From a moral standpoint, he believes that foreign governments also bear some responsibility for the birth of mixedrace children. "But to expect any sort of positive effort on their part," he says, "is not realistic."

Indeed, the Pearl Buck Foundation in Perkasie, Pennsylvania, the only private organization in America devoted exclusively to assisting amerasian children, has recently received a letter that has aroused its suspicions that one country -- Vietnam -- may be contemplating action quite the opposite of positive assistance.

The letter is from the Asian wife of a GI requesting permission to enter the US for herself and their 11-year old son so that she can try to locate her American husband.

John Shade, executive director of the foundation, says that unlike the usual run of handwritten, pidgin English letters from Vietnam mothers urging American fathers to either take their abandoned half-Asian children or provide financial assistance for them, this letter is typed, is couched in diplomatically correct language, includes all necessary documents, and shows an intimate knowledge of every piece of informations required by American authorities to initiate immediate action.

The letter could never have been written by the mother, Mr. Shade believes, or even by a professional letter writer, common in that country. He concedes that he may be reading too much into a single communication. But it is his belief that the Vietnamese government had a hand in writing it.

He fears this may be the opening gun in that nation's efforts to rid itself of all the estimated 15,000 mixed-race children of the Vietnam war, even as it has encouraged ethnic Chinese to leave. He believes that Vietnam may be testing how far the buck Foundation and the US will go in assisting Amerasian children, even as the Cuban government is currently challenging the US to accept all the refugees it is willing to send to American shores.

"My guess," says Mr. Shade, "is that the position of the Vietnam leadership is that such mixed-race children are the chattel of their fathers, and that their fathers and their fathers' nation ought to bear finacial responsibility for them."

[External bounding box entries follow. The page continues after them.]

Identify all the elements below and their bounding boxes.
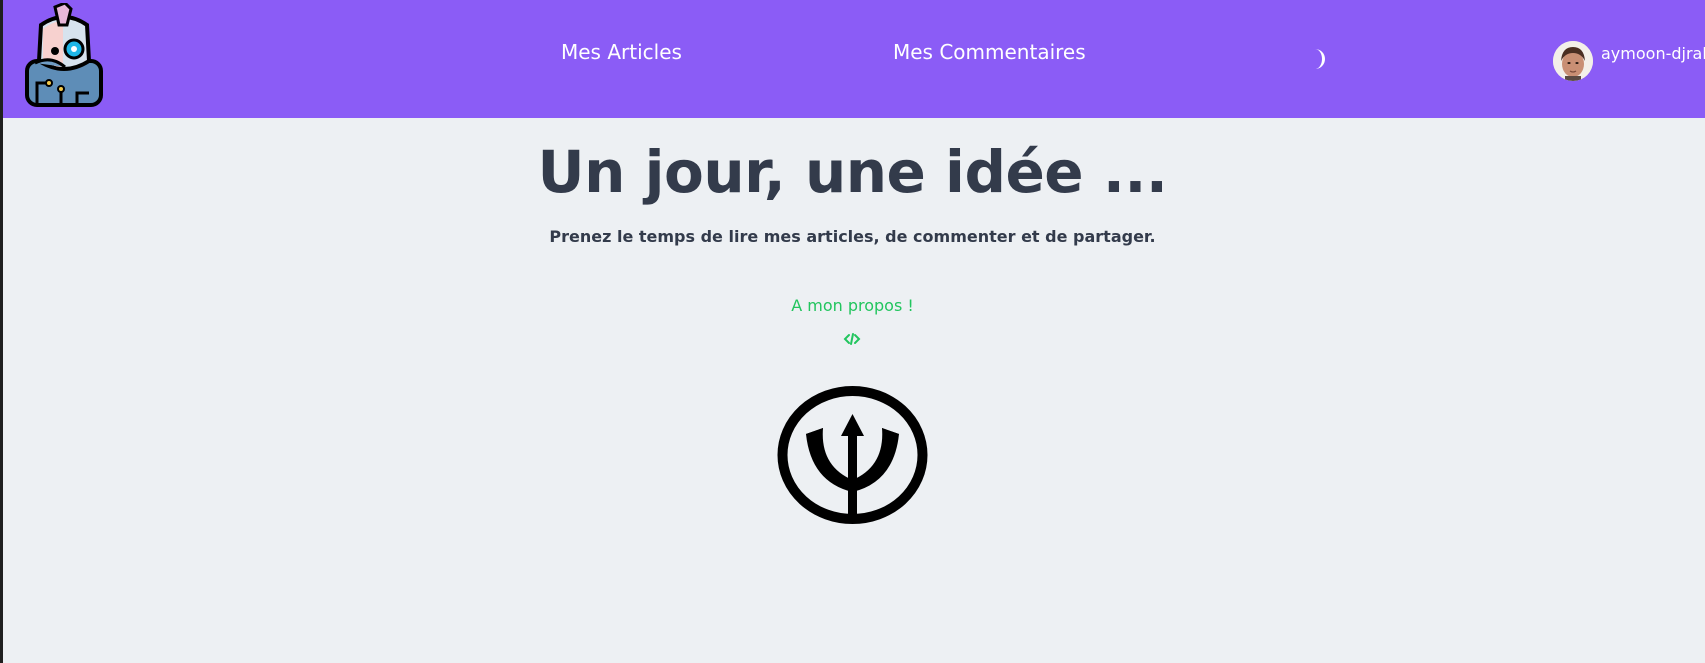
- code-icon: [843, 333, 861, 345]
- username[interactable]: aymoon-djrak: [1601, 44, 1705, 63]
- trident-icon: [777, 386, 928, 524]
- nav-link-articles[interactable]: Mes Articles: [561, 40, 682, 64]
- avatar-face-icon: [1553, 41, 1593, 81]
- page-title: Un jour, une idée ...: [537, 138, 1168, 206]
- nav-link-comments[interactable]: Mes Commentaires: [893, 40, 1086, 64]
- moon-icon[interactable]: [1309, 46, 1331, 72]
- cyborg-robot-icon[interactable]: [21, 3, 107, 107]
- page-subtitle: Prenez le temps de lire mes articles, de…: [549, 227, 1156, 246]
- user-avatar[interactable]: [1553, 41, 1593, 81]
- about-link[interactable]: A mon propos !: [0, 296, 1705, 315]
- navbar: Mes Articles Mes Commentaires aymoon-djr…: [3, 0, 1705, 118]
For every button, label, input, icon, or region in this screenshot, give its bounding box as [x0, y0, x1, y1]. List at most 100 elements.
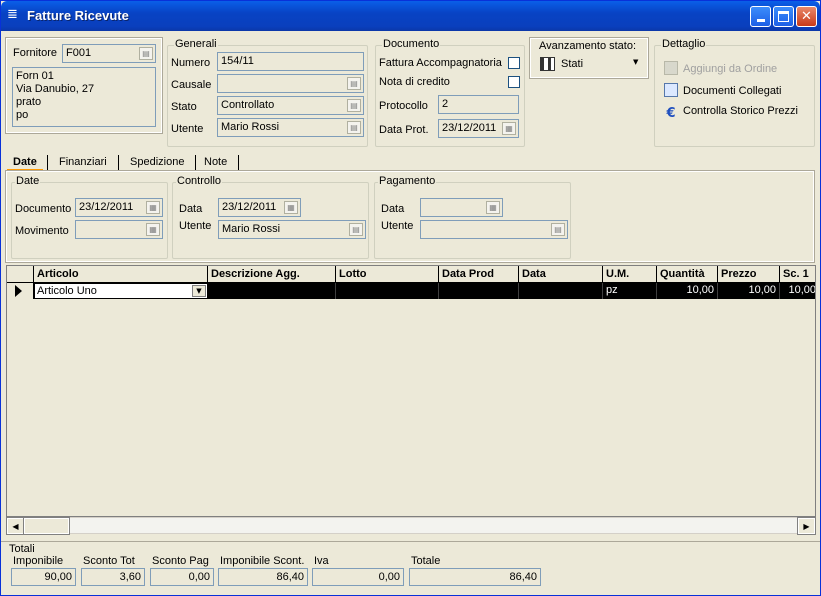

US State Department spokesmen, though interested in and curious about the letter, are noncommittal as to its significance. They have assured Mr. Shade that this Vietnamese mother and her son will be able to enter the country. The foundation will pay their airfare to Bangkok. The US government will pay for their flight from there to the West Coast where Mr. Shade is scheduled to meet them in May.

This could turn out to be just another case of an Amerisian child hunting for his American father. But in any case, the plight of American-Asian children is at last beginning to receive some official attention.